Quando a rotatividade médica apaga a memória clínica

Quando a rotatividade médica apaga a memória clínica:



Há um cansaço que não nasce da doença, nasce da repetição do erro. É esse cansaço que hoje se transforma em palavra pública.
Um familiar de uma paciente seguida em dermatologia no Universitätsspital Zürich denuncia um padrão inquietante, a troca constante de médicos. A paciente vai à consulta cem vezes e encontra cem médicos diferentes, muitos deles médicos aprendizes. O que é exigido é simples e razoável, em vez de ser sempre o mesmo médico, devem ser designados dois ou três médicos, no máximo, para acompanharem o caso, de forma a conhecerem bem o historial da paciente e garantirem continuidade.

Apesar de existir um processo electrónico, ninguém lê tudo. Cada consulta começa quase do zero. Conhecem a medicação recente, ignoram os efeitos acumulados, esquecem o que falhou, repetem perguntas, repetem tentativas. O doente deixa de ser pessoa e passa a ser um fragmento.

Este problema já tinha sido formalmente identificado. Houve uma reunião com a direcção do hospital devido a um mau atendimento por parte de uma médica, que foi repreendida. A família optou por não tornar esse episódio público. Nessa reunião foi também denunciada a prática da clínica The Circle, onde a rotatividade constante de médicos inviabiliza qualquer memória clínica. Durante algum tempo, após a intervenção da direcção, a situação foi parcialmente corrigida. Hoje, voltou tudo ao mesmo.

A última consulta foi descrita como o cúmulo da desorientação. Duas médicas chamaram um terceiro profissional, chefe de serviço, e colocaram à paciente perguntas inadmissíveis, que medicamentos lhe fizeram bem, quais lhe fizeram mal, e qual preferia agora tomar. Quando um doente chega a este ponto, depois de anos de tentativas falhadas, estas perguntas não são partilha, são abandono de responsabilidade.
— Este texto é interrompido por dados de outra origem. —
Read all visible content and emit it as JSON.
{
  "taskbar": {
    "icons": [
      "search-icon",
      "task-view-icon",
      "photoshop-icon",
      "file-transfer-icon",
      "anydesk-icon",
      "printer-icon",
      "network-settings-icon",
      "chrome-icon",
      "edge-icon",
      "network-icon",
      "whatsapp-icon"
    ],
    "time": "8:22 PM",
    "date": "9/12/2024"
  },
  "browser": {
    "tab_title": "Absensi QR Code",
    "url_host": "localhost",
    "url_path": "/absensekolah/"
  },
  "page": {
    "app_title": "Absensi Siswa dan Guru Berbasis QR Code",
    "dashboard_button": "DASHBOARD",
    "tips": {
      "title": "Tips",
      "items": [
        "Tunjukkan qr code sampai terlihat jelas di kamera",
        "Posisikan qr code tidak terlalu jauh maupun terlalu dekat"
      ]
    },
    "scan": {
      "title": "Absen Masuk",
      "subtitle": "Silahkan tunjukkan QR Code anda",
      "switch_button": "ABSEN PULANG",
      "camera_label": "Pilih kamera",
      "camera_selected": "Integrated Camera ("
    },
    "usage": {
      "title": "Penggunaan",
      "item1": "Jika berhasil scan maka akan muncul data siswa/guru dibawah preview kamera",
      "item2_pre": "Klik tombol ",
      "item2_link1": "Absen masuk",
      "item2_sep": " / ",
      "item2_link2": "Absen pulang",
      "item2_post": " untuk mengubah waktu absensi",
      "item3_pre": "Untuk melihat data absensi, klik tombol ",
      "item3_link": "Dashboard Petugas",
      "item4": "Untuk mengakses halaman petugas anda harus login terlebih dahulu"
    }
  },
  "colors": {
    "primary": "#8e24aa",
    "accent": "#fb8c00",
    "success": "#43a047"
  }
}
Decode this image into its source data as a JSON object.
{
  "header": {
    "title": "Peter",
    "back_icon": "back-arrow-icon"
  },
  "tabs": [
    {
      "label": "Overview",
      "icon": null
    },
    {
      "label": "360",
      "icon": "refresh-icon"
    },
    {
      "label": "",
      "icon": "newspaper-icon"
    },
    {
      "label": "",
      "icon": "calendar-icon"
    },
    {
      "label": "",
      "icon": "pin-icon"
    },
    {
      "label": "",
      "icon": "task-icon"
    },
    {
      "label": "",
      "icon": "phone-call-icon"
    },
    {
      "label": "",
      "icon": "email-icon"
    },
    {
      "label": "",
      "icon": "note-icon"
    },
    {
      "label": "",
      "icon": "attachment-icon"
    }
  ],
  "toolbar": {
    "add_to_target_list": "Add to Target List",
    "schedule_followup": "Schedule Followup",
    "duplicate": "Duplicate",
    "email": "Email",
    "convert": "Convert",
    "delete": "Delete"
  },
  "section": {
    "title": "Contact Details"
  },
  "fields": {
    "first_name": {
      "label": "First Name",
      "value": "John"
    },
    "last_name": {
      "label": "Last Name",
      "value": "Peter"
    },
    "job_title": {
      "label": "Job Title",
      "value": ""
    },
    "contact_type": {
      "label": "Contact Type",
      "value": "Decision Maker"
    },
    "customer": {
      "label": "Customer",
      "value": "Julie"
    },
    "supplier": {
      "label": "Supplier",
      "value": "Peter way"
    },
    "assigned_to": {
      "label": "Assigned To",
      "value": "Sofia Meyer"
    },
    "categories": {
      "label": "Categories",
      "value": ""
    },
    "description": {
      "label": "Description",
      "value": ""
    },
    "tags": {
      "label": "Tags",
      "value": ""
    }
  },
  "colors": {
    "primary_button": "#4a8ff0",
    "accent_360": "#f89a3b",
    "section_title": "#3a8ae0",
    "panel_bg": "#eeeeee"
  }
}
Importa esclarecer que o atendimento pessoal foi educado e respeitoso, tendo sido utilizada outra língua para facilitar a comunicação. Isso não está em causa. O problema é estrutural e repete-se.

O ponto mais grave é a recusa persistente em emitir uma declaração médica simples, factual, reconhecendo que o medicamento Toctino causou efeitos secundários relevantes, nomeadamente queda acentuada de cabelo, alterações severas das unhas e fragilização da massa gengival, com impacto directo na saúde dentária. Sem essa declaração, a Krankenkasse recusa assumir os custos do tratamento dentário. O hospital sabe disso.

Existem documentos que referem cabelo e unhas, mas nenhuma menção às gengivas. A tradução apresentada foi rejeitada com o argumento formal de estar incorrecta, quando o problema real foi a recusa em assumir por escrito aquilo que foi observado na prática.

Um hospital universitário não pode funcionar como uma linha de montagem clínica. Formar médicos não pode significar perder doentes pelo caminho. Casos prolongados exigem memória, continuidade e responsabilidade assumida. Quando isso falha, alguém tem de o dizer. E quando se diz, já não é desabafo, é denúncia.